SuffolkLITLab / FormFyxer

A tool for learning about and pre-processing forms
MIT License
11 stars 1 forks source link

Decrease checkbox detection sensitivity #110

Open nonprofittechy opened 1 year ago

nonprofittechy commented 1 year ago

Example with 5 false positives 8d0054ddb4e29e2e76cf7bc7319b50c0.pdf

nonprofittechy commented 1 year ago

Another, artifacts from the scan/a large letter "O" made a false positive 3764ccaf37f1814638c57ff3e3c381ba.pdf

BryceStevenWilley commented 1 year ago

(I'm assuming this is related to https://github.com/SuffolkLITLab/form-explorer/issues/61)

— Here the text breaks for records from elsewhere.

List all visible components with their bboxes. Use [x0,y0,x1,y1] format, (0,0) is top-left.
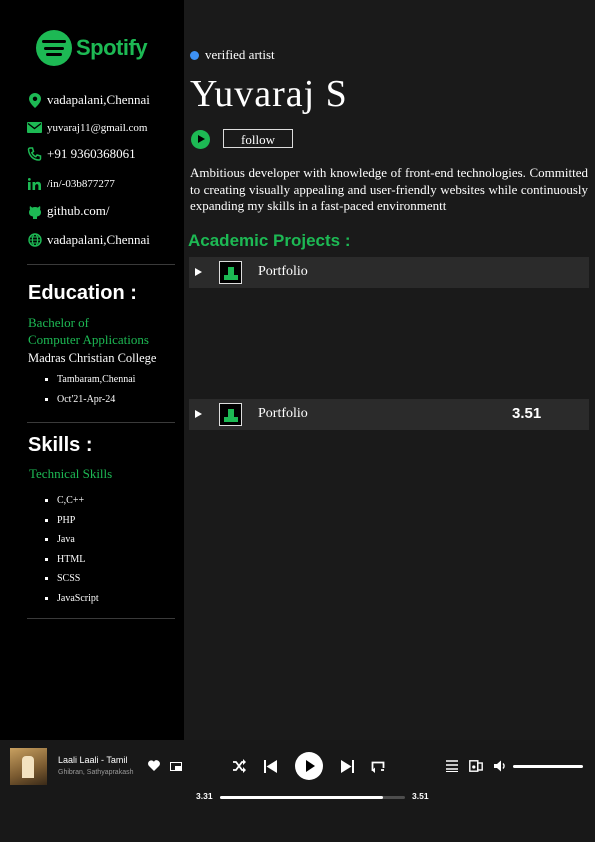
current-time: 3.31 [196,791,213,801]
linkedin-icon [27,176,42,191]
main-content: verified artist Yuvaraj S follow Ambitio… [184,0,595,740]
logo-text: Spotify [76,35,148,60]
project-label: Portfolio [258,264,308,279]
bio-text: Ambitious developer with knowledge of fr… [190,165,588,213]
skill-item: C,C++ [57,491,99,511]
contact-github-text: github.com/ [47,203,110,218]
degree: Bachelor of Computer Applications [28,314,149,348]
contact-phone[interactable]: +91 9360368061 [27,146,136,162]
queue-icon[interactable] [446,760,458,772]
education-details: Tambaram,Chennai Oct'21-Apr-24 [38,370,135,410]
spotify-logo-icon [36,30,72,66]
skill-item: JavaScript [57,589,99,609]
volume-slider[interactable] [513,765,583,768]
phone-icon [27,146,42,162]
player-bar: Laali Laali - Tamil Ghibran, Sathyapraka… [0,740,595,842]
globe-icon [27,233,42,248]
skills-list: C,C++ PHP Java HTML SCSS JavaScript [38,491,99,608]
skill-item: PHP [57,511,99,531]
connect-device-icon[interactable] [469,760,483,772]
expand-arrow-icon[interactable] [195,268,202,276]
contact-github[interactable]: github.com/ [27,203,109,219]
sidebar-divider [27,618,175,619]
heart-icon[interactable] [148,760,160,771]
previous-icon[interactable] [264,760,277,773]
project-thumbnail-icon [219,403,242,426]
artist-name: Yuvaraj S [190,73,348,115]
education-dates: Oct'21-Apr-24 [57,390,135,410]
degree-line-1: Bachelor of [28,315,90,330]
project-duration: 3.51 [512,405,542,422]
verified-artist: verified artist [190,47,275,63]
shuffle-icon[interactable] [232,759,246,773]
contact-linkedin-text: /in/-03b877277 [47,177,115,190]
mail-icon [27,120,42,135]
project-row[interactable]: Portfolio 3.51 [189,399,589,430]
spotify-logo[interactable]: Spotify [36,30,148,66]
total-time: 3.51 [412,791,429,801]
skill-item: Java [57,530,99,550]
next-icon[interactable] [341,760,354,773]
sidebar-divider [27,422,175,423]
education-location: Tambaram,Chennai [57,370,135,390]
contact-email[interactable]: yuvaraj11@gmail.com [27,120,147,135]
contact-website-text: vadapalani,Chennai [47,232,150,247]
project-label: Portfolio [258,406,308,421]
contact-location: vadapalani,Chennai [27,92,150,108]
song-artist[interactable]: Ghibran, Sathyaprakash [58,769,134,776]
projects-title: Academic Projects : [188,231,351,250]
verified-badge-icon [190,50,199,60]
contact-location-text: vadapalani,Chennai [47,92,150,107]
contact-phone-text: +91 9360368061 [47,146,136,161]
contact-email-text: yuvaraj11@gmail.com [47,121,148,134]
repeat-icon[interactable] [371,759,386,773]
skills-title: Skills : [28,434,93,456]
skill-item: HTML [57,550,99,570]
degree-line-2: Computer Applications [28,332,149,347]
contact-linkedin[interactable]: /in/-03b877277 [27,176,115,191]
expand-arrow-icon[interactable] [195,410,202,418]
volume-icon[interactable] [494,760,508,772]
project-row[interactable]: Portfolio [189,257,589,288]
progress-fill [220,796,383,799]
verified-label: verified artist [205,47,275,62]
college-name: Madras Christian College [28,351,157,365]
project-thumbnail-icon [219,261,242,284]
album-cover[interactable] [10,748,47,785]
play-button[interactable] [191,130,210,149]
education-title: Education : [28,282,137,304]
skill-item: SCSS [57,569,99,589]
location-pin-icon [27,92,42,108]
song-title[interactable]: Laali Laali - Tamil [58,755,127,765]
sidebar: Spotify vadapalani,Chennai yuvaraj11@gma… [0,0,184,740]
progress-bar[interactable] [220,796,405,799]
technical-skills-title: Technical Skills [29,466,113,481]
github-icon [27,204,42,219]
sidebar-divider [27,264,175,265]
follow-button[interactable]: follow [223,129,293,148]
main-play-button[interactable] [295,752,323,780]
picture-in-picture-icon[interactable] [170,762,182,771]
contact-website[interactable]: vadapalani,Chennai [27,232,150,248]
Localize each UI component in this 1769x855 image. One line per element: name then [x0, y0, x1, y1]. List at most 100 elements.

It should be flexible enough to change really easily, but I made the assumption that we'd be running on things that are forms. If it doesn't find any fields, it'll try again with a smaller box . It's probably worth it to have split heuristics; one for "this is a form, get me all the things I want", and one for "idk what this is, does it have any fields?" like we're trying to do now.

BryceStevenWilley commented 1 year ago

Example with 5 false positives 8d0054ddb4e29e2e76cf7bc7319b50c0.pdf

This looks like a bug generally; none of those checkboxes line up with anything, and a few are completely off the page for me.